Oh phoo – double phoo! I really didn’t think that my sweet old silvermitt would get insulinoma so soon after Muis but she has. Cr@p!

Before Christmas she had some funny “turns” – she’d walk around and suddenly look like she was lost. Nothing like the dazed look I’ve come to know with insulinoma. Oh no. I honestly thought she had Alzheimers! She’d stand there and look left then right as if to say “Which way I am supposed to go!”

Then on Christmas Eve I had a scare when she had some totally weird breathing problems. She was lying in our bed after having one of her “Alzheimers” confusion sessions earlier and she seemed okay until I heard a really strange noise coming from her.

Her breathing started off slow then got progressively faster then went back to normal and it kept on going like that for a while.

I had her on my chest and was stroking her and when I moved her back onto the bed, my nightie was wet where her mouth had been. Her mouth was open, her lips drawn back and I thought I was looking at her death mask, I really did. I got out of bed, grabbed a towel, put it on the bed between us and put Kahlua on it and I honestly thought that she wasn’t going to be with us for much longer.

The rapid burst of breathing went on for about an hour, then she started making an odd clicking sound. You know you can get those tin clickers out of Christmas crackers or whatever – that was the sound she was making when she was breathing. There’d be 3 or 4 clicks then silence, then 3 or 4 clicks again.

By this time it was close to midnight and she suddenly went all quiet. I felt her stomach and couldn’t feel her breathing so felt her paws and her nose. I turned on the light and saw that her neck was arched, although nothing like Muis’ or Kaos’ necks when they were in their death throes, so despite seeing that and feeling her body and finding it still warm, I had convinced myself she was on death’s door.

At this stage Philip woke up and asked why I was snottering, so I explained that I thought Kahlua was dead. He felt her and said, “No, she’s fine.”

I scowled at him and said, “No way! She’s dying, or dead now!” and he said “Feel her!”

I did and she felt warm and was breathing perfectly normally. Next thing I know she wakes up and wants to get off the bed, so I put her on the floor and she toodled around before climbing into the drawer (of the chest of drawers) and going to sleep.

I was exhausted, I can tell you, and count that night as the worst Christmas Eve I have ever had!

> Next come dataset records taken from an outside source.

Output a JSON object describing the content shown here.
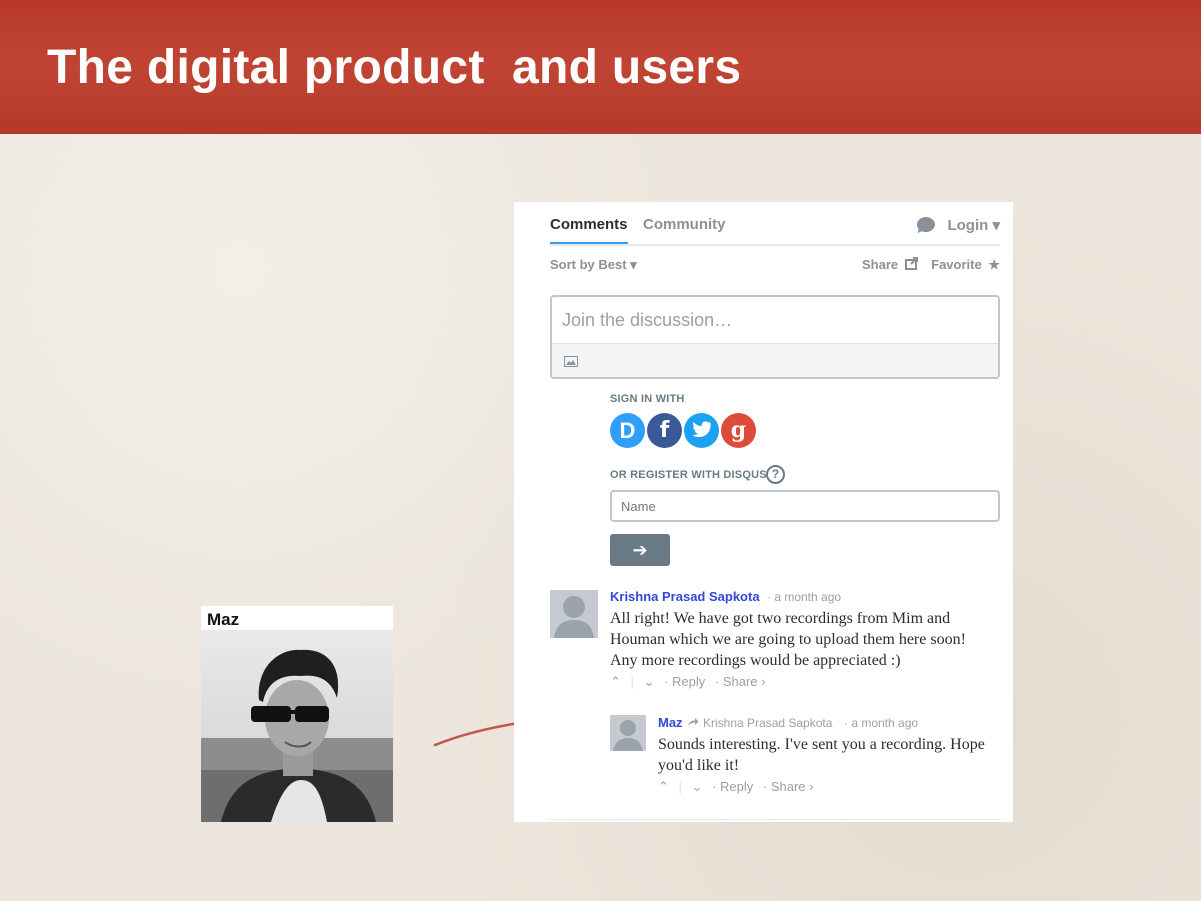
{
  "slide": {
    "title": "The digital product  and users"
  },
  "profile": {
    "name": "Maz"
  },
  "disqus": {
    "tabs": {
      "comments": "Comments",
      "community": "Community"
    },
    "login": "Login ▾",
    "sort": "Sort by Best ▾",
    "share": "Share",
    "favorite": "Favorite",
    "compose_placeholder": "Join the discussion…",
    "sign_in_with": "SIGN IN WITH",
    "social_buttons": [
      "D",
      "f",
      "🐦",
      "g"
    ],
    "register_with": "OR REGISTER WITH DISQUS",
    "help": "?",
    "name_placeholder": "Name",
    "submit_glyph": "➔",
    "colors": {
      "accent": "#2e9fff",
      "author": "#2e48d9",
      "facebook": "#3b5998",
      "twitter": "#1da1f2",
      "google": "#dd4b39"
    },
    "comments": [
      {
        "author": "Krishna Prasad Sapkota",
        "time": "· a month ago",
        "text_lines": [
          "All right! We have got two recordings from Mim and",
          "Houman which we are going to upload them here soon!",
          "Any more recordings would be appreciated :)"
        ],
        "actions": {
          "up": "⌃",
          "sep": "|",
          "down": "⌄",
          "reply": "· Reply",
          "share": "· Share ›"
        }
      },
      {
        "author": "Maz",
        "reply_to": "Krishna Prasad Sapkota",
        "time": "· a month ago",
        "text_lines": [
          "Sounds interesting. I've sent you a recording. Hope",
          "you'd like it!"
        ],
        "actions": {
          "up": "⌃",
          "sep": "|",
          "down": "⌄",
          "reply": "· Reply",
          "share": "· Share ›"
        }
      }
    ]
  }
}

Then on January 2, we were walking out of the kitchen to head for the bedroom and I saw Kahlua lying splat on the floor near the linen cupboard. I spoke to other ferret owners and they all thought it was a heat thing but, although it was warm at the time, I still had my doubts.

Took Kahlua to the vet and she checked her out and said there was nothing she could find and, since I had no definite symptoms, there was basically nothing I could tell her apart from her “odd behaviour”.

THEN it happened.

On Sunday morning (the 10th) I walked into the sitting room and found her lying on Zac’s bed, completely floppy and totally out of it, even though her eyes were open.

I took her into our bedroom and got some Nutrigel, rubbed it on her gums and got a syringe full of smoothy to give her. Well, within a few seconds she was licking the smoothy from the end of the syringe and seemed perfectly fine. I put her down on the bed with the smoothy bowl and although I had to hold her upright, she was licking the liquid up with great gusto.

* sigh *

I called my vet first thing on the Monday morning but she was away till Wednesday and obviously the staff there wouldn’t give Kahlua any prednisone without the vet’s say so.

So there we go … I was totally fooled by Kahlua’s confusion as it was nowhere like CJ’s or Muis’ dazed look. Then the strange breathing session and the way she lay “splat” on the floor – I reckon now that that was a mini-blood sugar drop.

I have a new sig file …”The more I know ferrets, the more I know I don’t know!” and I can’t tell you how true that is.

It’s my 16th year of ferret ownership and I’m still scratching my head wondering if I have it right and am doing the right thing by my babies!